Pasteur évoquait la rue où il était né mais jamais la maison natale car effectivement, d’après les archives, il n’est pas né dans cette maison mais dans une demeure plus en amont. Et du vivant de Pasteur, il était souvent écrit qu’il était né à Arbois. C’est un journaliste dolois, Ernest Figurey, qui le mentionnait. Les Dolois s’en sont offusqués et le bibliothécaire de la ville, Jean-Joseph Pallu a fait des recherches historiques que j’ai retrouvées.

Pourquoi est-ce important de célébrer le bicentenaire de la naissance de Louis Pasteur ?
La France aime célébrer ses grands hommes. Ensuite, ce bicentenaire est reconnu comme un anniversaire d’un point de vue national. La démarche scientifique de Pasteur reste très actuelle, notamment en période de Covid-19. La première personne vaccinée du Covid en France l’a été un 27 décembre, jour de la naissance de Pasteur.
Ce bicentenaire doit englober des manifestations rayonnantes car on fête la naissance d’un homme devenu bienfaiteur de l’humanité.

Le samedi 9 juillet, la 8e étape du Tour de France reliera Dole à Lausanne. Cette étape est-elle un hommage pour le bicentenaire de Louis Pasteur, découvreur du vaccin antirabique en 1885, alors que la vaccination nous sauvera de la Covid-19 ?
C’est d’abord de la communication pour focaliser l’attention sur la ville de Dole, qui est ville natale de Pasteur. C’est un très beau coup de communication pour Dole et le Jura.
Il est souhaitable de ne pas faire que de la communication sur des événements qui n’apportent pas à la compréhension de Pasteur d’hier, et de la science d’aujourd’hui et de demain.
Quand on voit le nombre de personnes qui critiquent l’histoire, la vaccination… Ces moments-là devraient être importants pour mieux appréhender l’histoire des sciences et avoir une projection sur le monde de demain, notamment sur les maladies infectieuses.

Si on regarde un instant les vaccins contre la Covid-19, tous ceux actuellement commercialisés sont étrangers. Regrettez-vous que dans le pays de Pasteur, nous ne soyons visiblement pas en capacité de créer un vaccin contre la Covid-19 ?
Je pense qu’en France, les budgets alloués à la recherche et les liens qui pourraient être créés entre la recherche et les universités n’est pas à la même hauteur et avec la même vision que pour d’autres pays. La question : la France fait-elle confiance à ses chercheurs et les retient-elle ?

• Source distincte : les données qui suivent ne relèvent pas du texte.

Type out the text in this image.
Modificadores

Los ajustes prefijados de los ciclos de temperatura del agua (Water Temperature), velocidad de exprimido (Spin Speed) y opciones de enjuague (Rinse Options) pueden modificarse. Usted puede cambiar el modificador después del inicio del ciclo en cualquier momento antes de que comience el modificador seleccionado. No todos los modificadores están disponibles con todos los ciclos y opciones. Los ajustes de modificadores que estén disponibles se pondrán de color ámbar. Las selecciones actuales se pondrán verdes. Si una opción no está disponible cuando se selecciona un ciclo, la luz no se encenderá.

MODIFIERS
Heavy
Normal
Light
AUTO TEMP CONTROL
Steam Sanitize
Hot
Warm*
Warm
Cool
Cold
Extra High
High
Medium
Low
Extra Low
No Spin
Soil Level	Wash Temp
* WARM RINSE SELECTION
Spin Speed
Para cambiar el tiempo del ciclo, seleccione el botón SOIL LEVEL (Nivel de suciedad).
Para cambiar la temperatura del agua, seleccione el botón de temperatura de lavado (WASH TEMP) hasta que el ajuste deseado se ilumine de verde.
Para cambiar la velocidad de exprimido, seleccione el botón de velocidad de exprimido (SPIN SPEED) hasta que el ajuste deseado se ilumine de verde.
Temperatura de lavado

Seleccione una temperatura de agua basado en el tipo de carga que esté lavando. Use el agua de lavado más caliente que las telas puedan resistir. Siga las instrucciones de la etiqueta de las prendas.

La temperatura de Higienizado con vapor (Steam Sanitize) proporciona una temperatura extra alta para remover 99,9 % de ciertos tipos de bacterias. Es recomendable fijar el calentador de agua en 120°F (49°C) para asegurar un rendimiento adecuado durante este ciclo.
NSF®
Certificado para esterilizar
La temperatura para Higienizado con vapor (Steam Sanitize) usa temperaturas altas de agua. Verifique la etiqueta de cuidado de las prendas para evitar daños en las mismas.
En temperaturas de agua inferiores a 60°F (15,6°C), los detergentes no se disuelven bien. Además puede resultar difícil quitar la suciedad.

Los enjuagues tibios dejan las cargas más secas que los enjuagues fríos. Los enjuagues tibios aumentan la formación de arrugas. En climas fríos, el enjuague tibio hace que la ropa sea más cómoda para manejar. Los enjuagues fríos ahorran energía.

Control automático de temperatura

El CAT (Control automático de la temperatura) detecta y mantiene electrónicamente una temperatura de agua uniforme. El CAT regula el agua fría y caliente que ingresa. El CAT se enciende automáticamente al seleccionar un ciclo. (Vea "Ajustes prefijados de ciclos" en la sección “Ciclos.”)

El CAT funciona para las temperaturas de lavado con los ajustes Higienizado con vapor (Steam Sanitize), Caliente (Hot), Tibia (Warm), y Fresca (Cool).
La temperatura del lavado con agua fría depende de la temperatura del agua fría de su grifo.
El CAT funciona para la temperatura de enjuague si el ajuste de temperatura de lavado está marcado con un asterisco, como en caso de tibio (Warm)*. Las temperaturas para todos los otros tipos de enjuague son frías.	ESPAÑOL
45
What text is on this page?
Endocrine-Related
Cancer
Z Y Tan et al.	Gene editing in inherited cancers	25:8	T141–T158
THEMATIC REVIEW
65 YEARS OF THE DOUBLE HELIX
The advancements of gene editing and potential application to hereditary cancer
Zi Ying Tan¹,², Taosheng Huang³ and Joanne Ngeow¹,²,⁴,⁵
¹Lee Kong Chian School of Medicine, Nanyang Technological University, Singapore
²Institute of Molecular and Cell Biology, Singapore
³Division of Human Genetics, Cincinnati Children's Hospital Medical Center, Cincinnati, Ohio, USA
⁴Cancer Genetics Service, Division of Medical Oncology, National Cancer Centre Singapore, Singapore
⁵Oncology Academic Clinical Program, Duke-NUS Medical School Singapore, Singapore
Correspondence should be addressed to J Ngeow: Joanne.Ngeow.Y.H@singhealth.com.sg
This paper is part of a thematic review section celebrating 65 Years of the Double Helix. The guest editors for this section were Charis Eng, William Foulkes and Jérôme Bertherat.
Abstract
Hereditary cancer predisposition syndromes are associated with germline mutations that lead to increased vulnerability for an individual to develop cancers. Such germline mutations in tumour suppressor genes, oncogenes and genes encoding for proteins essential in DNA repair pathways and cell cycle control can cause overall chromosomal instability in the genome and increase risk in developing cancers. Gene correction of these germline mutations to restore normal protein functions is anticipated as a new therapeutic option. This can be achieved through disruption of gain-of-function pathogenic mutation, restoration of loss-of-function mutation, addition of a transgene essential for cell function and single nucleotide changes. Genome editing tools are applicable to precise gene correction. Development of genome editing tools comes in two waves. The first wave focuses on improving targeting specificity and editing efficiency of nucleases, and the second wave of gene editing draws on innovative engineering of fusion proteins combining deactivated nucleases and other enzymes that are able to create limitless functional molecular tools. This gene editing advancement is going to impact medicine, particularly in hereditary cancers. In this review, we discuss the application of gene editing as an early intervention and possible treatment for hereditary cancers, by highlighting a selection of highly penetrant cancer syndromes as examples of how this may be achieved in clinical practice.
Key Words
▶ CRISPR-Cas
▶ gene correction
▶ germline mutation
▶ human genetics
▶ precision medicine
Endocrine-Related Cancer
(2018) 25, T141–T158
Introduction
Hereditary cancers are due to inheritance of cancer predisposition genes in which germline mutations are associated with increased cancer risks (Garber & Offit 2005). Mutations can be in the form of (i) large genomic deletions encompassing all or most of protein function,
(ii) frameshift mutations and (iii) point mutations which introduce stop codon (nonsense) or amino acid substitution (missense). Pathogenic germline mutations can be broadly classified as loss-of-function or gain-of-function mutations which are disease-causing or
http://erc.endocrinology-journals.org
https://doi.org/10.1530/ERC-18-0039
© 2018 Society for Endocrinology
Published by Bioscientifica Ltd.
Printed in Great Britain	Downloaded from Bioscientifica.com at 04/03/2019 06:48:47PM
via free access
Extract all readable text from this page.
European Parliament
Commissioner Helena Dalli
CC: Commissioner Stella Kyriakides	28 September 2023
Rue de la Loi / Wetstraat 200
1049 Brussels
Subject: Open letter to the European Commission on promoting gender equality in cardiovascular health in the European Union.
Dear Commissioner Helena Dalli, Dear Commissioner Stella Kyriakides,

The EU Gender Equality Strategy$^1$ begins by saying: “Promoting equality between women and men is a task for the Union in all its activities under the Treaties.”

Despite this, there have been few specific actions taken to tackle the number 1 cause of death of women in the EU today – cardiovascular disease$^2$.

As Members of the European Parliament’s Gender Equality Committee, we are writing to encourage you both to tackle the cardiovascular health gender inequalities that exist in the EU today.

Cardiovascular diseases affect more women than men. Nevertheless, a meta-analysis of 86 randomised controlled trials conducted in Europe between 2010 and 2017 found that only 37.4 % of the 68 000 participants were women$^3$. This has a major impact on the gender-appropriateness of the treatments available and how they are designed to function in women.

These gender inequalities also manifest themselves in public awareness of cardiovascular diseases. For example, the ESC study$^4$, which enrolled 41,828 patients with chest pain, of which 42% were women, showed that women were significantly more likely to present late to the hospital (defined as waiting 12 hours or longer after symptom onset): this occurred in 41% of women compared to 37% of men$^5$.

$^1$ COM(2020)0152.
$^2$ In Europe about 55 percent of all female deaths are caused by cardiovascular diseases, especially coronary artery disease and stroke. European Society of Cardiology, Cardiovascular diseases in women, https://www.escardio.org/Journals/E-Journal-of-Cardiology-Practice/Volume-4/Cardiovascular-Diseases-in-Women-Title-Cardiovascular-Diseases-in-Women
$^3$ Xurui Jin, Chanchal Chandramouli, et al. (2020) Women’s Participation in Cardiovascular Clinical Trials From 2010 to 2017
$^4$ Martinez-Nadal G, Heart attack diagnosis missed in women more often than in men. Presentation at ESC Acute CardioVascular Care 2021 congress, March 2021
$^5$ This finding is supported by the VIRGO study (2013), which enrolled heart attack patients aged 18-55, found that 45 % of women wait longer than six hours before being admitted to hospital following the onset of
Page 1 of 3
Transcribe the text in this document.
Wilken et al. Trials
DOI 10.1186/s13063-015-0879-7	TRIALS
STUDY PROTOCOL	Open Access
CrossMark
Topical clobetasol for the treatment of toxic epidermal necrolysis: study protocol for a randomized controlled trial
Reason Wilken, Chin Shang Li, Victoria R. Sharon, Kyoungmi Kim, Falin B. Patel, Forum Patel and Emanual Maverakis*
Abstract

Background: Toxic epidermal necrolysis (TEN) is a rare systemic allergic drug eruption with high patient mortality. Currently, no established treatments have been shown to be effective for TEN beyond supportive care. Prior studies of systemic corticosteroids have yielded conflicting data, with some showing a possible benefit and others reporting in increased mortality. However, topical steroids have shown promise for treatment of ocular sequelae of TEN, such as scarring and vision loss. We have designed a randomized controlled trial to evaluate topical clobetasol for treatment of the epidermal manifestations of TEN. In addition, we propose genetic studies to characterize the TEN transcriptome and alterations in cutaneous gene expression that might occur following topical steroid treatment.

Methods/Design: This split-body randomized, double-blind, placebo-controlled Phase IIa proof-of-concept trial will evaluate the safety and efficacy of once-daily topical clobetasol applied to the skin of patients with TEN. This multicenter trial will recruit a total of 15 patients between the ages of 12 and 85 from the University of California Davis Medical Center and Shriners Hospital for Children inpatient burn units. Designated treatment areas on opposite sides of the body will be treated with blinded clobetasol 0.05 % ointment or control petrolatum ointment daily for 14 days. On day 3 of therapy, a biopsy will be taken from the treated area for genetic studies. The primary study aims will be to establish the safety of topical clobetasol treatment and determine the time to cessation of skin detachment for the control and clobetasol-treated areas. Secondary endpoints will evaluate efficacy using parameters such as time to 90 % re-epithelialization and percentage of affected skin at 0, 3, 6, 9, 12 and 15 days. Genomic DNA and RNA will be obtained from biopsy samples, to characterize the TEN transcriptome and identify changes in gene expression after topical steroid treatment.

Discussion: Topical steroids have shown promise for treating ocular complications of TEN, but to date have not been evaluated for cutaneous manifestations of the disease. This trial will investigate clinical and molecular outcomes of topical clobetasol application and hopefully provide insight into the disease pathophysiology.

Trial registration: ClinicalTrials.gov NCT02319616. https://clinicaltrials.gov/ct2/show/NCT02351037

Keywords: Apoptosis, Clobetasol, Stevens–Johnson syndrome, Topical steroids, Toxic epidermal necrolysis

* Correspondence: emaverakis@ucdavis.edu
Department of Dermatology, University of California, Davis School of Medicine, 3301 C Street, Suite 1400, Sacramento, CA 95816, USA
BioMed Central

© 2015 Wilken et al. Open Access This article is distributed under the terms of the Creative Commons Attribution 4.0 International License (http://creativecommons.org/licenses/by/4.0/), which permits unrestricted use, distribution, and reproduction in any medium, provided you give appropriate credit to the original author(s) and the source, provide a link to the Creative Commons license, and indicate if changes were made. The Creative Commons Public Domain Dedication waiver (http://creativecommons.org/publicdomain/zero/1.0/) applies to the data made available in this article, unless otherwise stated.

En tant que spécialiste, avez-vous une petite idée de la forme que prendront les animations pour Pasteur 2022 ?
Il semblerait qu’il y ait beaucoup moins d’engouement que pour le centenaire du décès de Pasteur, en 1995.
Je sais qu’il y aura beaucoup de colloques. Les après-midi du 17 et du 18 juin 2022, il y aura un colloque de la Société française de l’histoire de la médecine, dont je suis membre, ouvert gratuitement au grand public à la salle des fêtes d’Arbois.
Notre association Pasteur patrimoine arboisien, avec le soutien de l’université de Strasbourg, mettra aussi en place des ateliers scientifiques dans un local en 2022 pour les élèves et les touristes. Ils pourront s’adonner à la science, en lien avec les expériences de Pasteur.
Un timbre Pasteur sortira début 2022 à Dole. Il y a aussi un site internet pour présenter le programme.
Cette année, avec Marie-Laure Prévost, nous sortirons un livre aux éditions Sekoya sur Pasteur artiste et plasticien. Pasteur a fait de très beaux pastels de sa famille et d’amis arboisiens. Deux autres livres sont dans les cartons : l’un sur la rage et l’éthique, en lien avec mon mémoire de soins palliatifs, et une biographie de Pasteur en lien avec le Jura.